Dancing With The Stars!

The new season of Dancing With The Stars premiered tonight, and it was, as Eric Cartman would say, hella sweet. I had only watched snippets of earlier seasons, so I am basically new to the whole phenomenon. Now I can't believe I missed out on all the fun. Let me give you the rundown, if for some strange reason you opted not to glue yourself to the TV for two straight hours.

Joey Lawrence: Whoa! I admire Joey, first, for re-embracing his friendlier first name, and also for staying in shape when so many faded child stars have become bloated and gross from years of partying and drug use. The Daddy Warbucks head was a little distracting, but his dance moves reclaimed my attention. The man can still dance, people.

Tucker Carlson: I hate to speak ill of my imaginary boyfriend (I like the bow ties, not the political worldview), but Tucker deserved the bottom spot for his phoned-in performance. He spent the first 20 seconds or so of his number sitting in a chair! I'm not buying it. Also, the open-buttoned shirt made him look too much like a guy getting married on the beach in the Caribbean somewhere. He looked careless, not dapper. And dapper is the name of the game.

Sara Evans: A great singer, but a blah dancer. Sara Evans looked gorgeous as usual, but was slow and dull on the floor with her partner, Tony. Another contestant likely to go home early.

Monique Coleman: I was going to call Monique a kid, but apparently she's only a few months younger than I am. So why was she in High School Musical? Were they going for that Luke Perry effect, or did she play a student-teacher or something? Anyway, she won't last long. Her dancing was OK, but I doubt that her younger fanbase wanted to sit through the entire episode tonight.

Willa Ford: Just call her Stacy Keibler, Jr., because Willa is the new resident hottie on the show. I hate to admit it, but she's flawless, and I loved her updo. Her love-hate relationship with partner Maksim will certainly make for a good backstory. Those two would make a dyanmite soap opera couple: they are both hot and into themselves, plus sparks fly between them on the dance floor.

Emmitt Smith: Tucker is officially dumped, and Emmitt Smith is my new crush. The man is very stylish and an incredible dancer. You could tell that he worked hard in practices, but wanted to have fun with his performance. He was very smooth, and he did some sort of hip-hop move (I thought it was The Worm, but apprently it's something else) that was hilarious. When host Tom Bergeron mentioned that a staff member said it was like watching her Teddy Bear dance, I laughed. That's exactly the kind of thing I would say. Smith had better stick around for a while.

Mario Lopez: Let me begin by stating how passionately I hate A.C. Slater. The man is a sleazy cheater. That said, he's a pretty amazing dancer, although I suspect he's a ringer. The tight pants and pelvic thrusts did not help his case, either.
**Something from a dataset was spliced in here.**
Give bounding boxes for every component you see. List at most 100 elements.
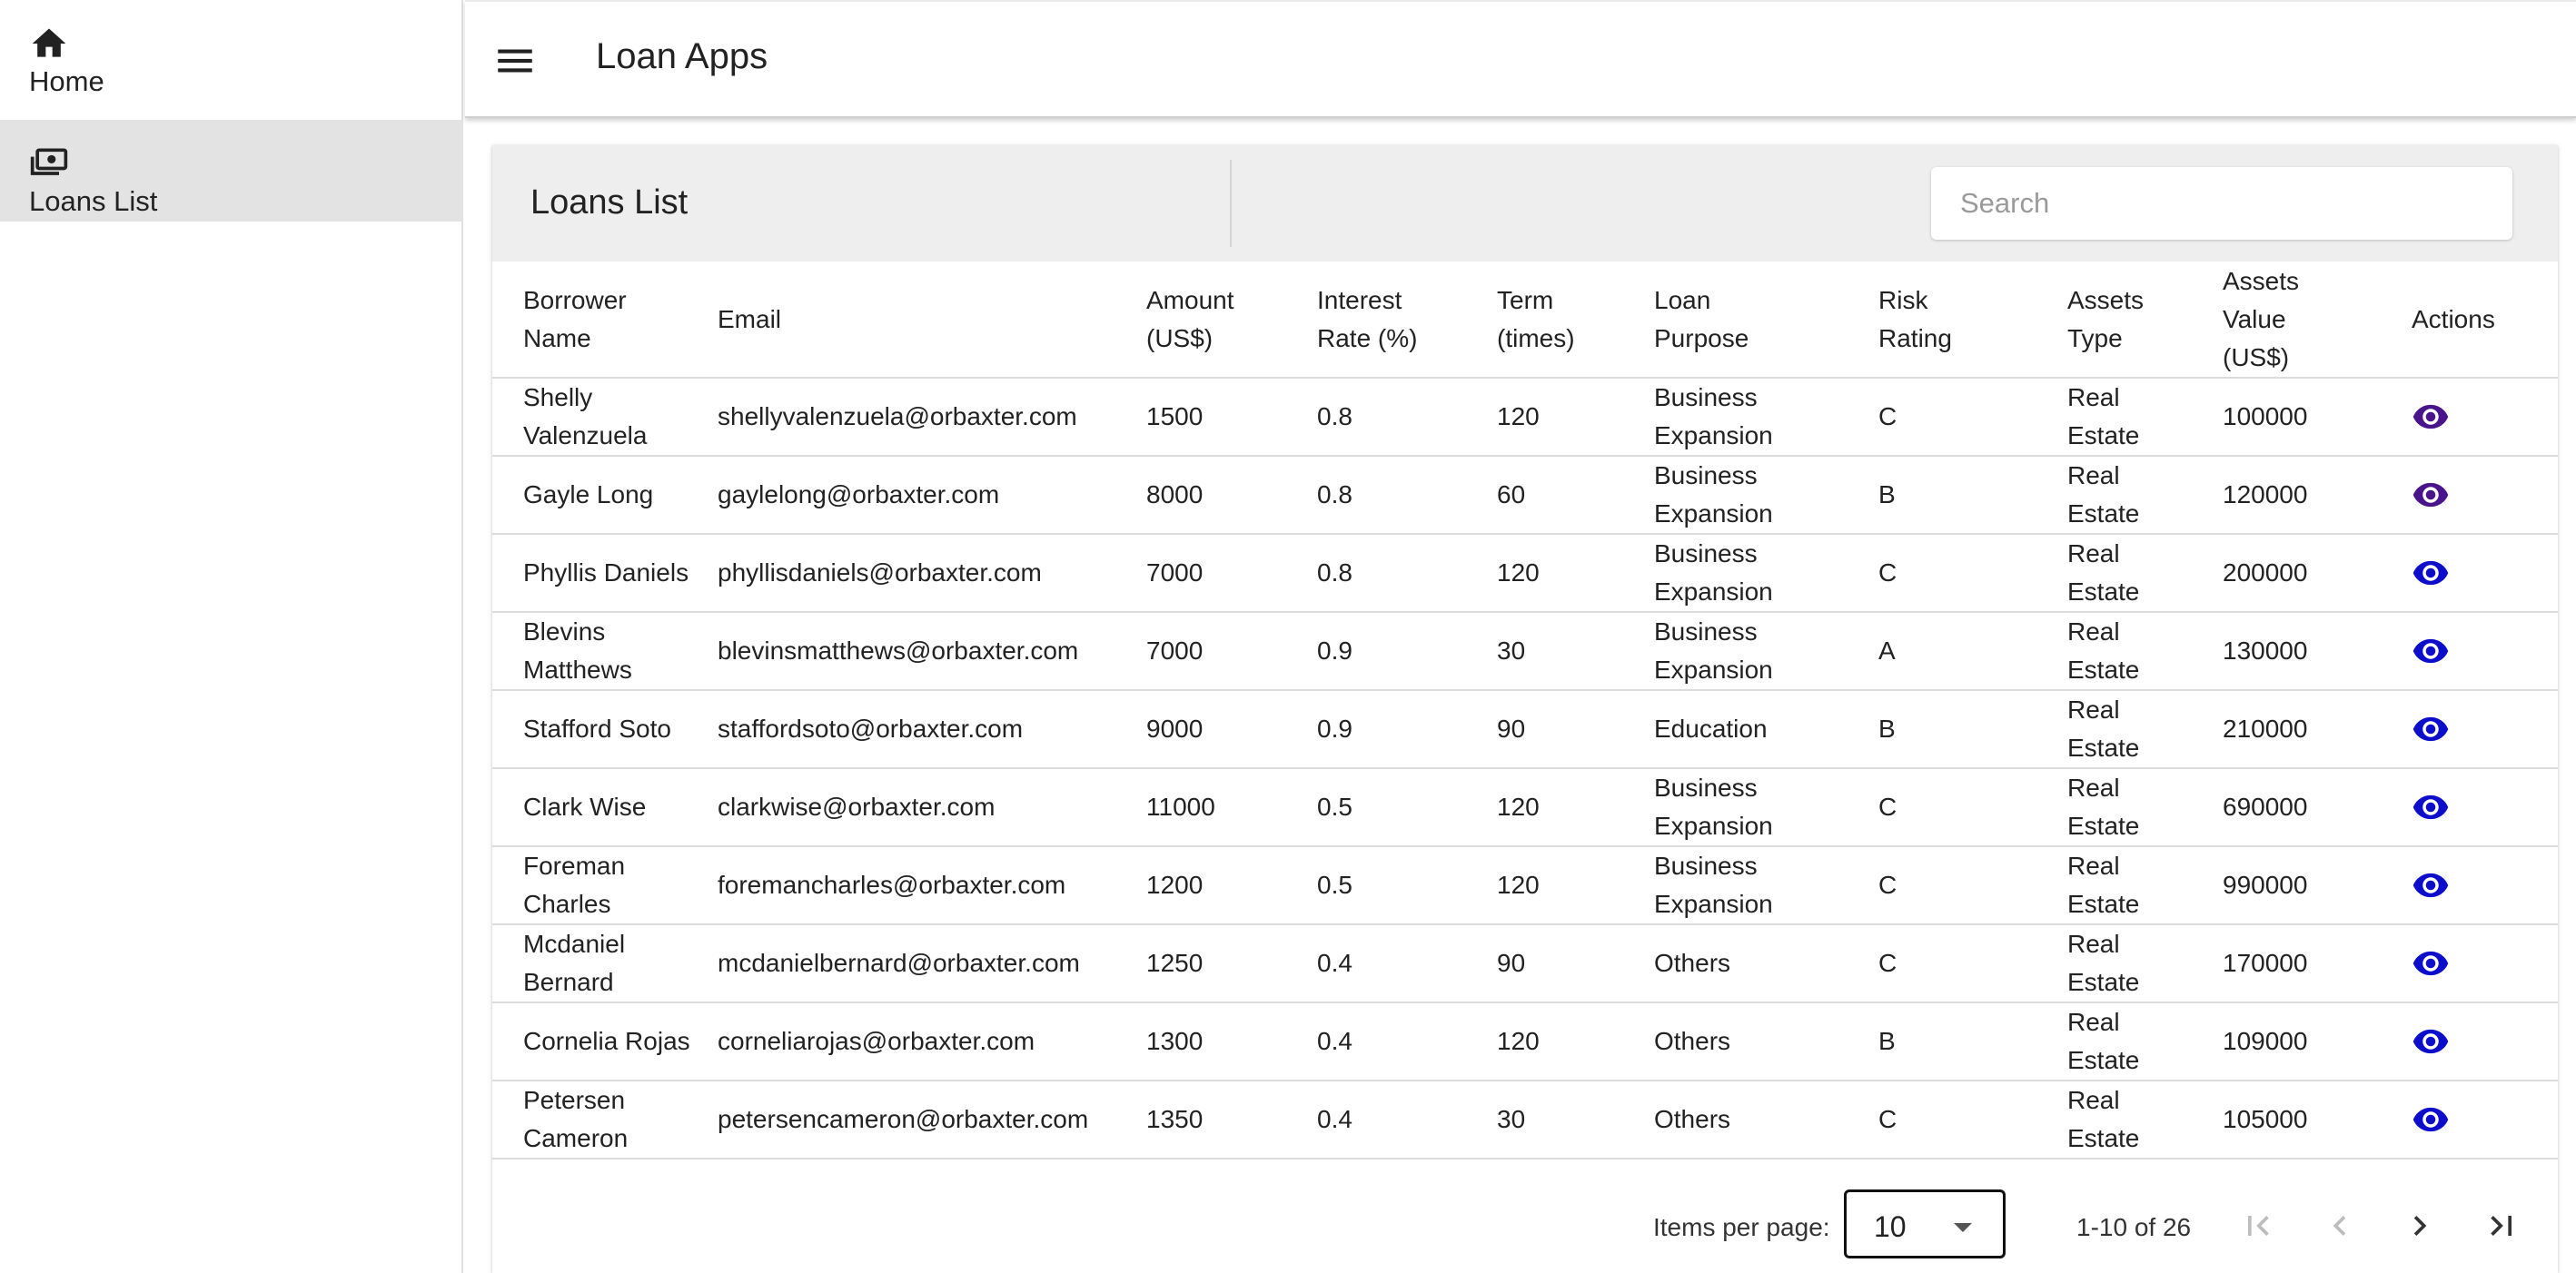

Even the slightest hint of pelvic movement in dance makes me really uncomfortable; I would easily trade places with an adolescent girl in Sex Ed class than have to witness another pelvic thrust. It was pretty funny when Judge Bruno called him Super Mario and asked if he had extra batteries in his pants. What a pickup line!!

Shanna Moakler: Her fascinating divorce drama and her Lifetime-esque desire to prove herself were overshadowed by her lame dancing and eye makeup. That's funny: eye shadow literally overshadows something. Ha!

Harry Hamlin: MMMM. Aaron Echolls, as hot as ever. It's too bad he can't talk while dancing, because that voice would make a wolverine purr. Unfortunately, the man is more sex appeal than technical proficiency, and he was ravaged by the judges. Please keep him around, for the sake of eye candy. Joey Lawrence's bald head is just too much.

Vivica A. Fox: I thought it was lame of Samantha Harris to make such of a point of Vivica being the oldest female contestant, but Vivica showed them all. Her performance was fun and sexy, and she seemed truly moved to win the judges' approval.

Jerry Springer: This guy has some kind of Bill Clinton spell over the masses. He hosts a terrible talk show, but is irresistibly charming and funny. I thought it was adorable that he did the show so he could dance at his daughter's wedding, and the banter between Jerry and his partner was disarming. Alas, Jerry is more of a crowd favorite than a Judges' pet. And was he wearing a sash?

Tomorrow--the results show. Not to mention the one and only Tom Jones! I'm so there.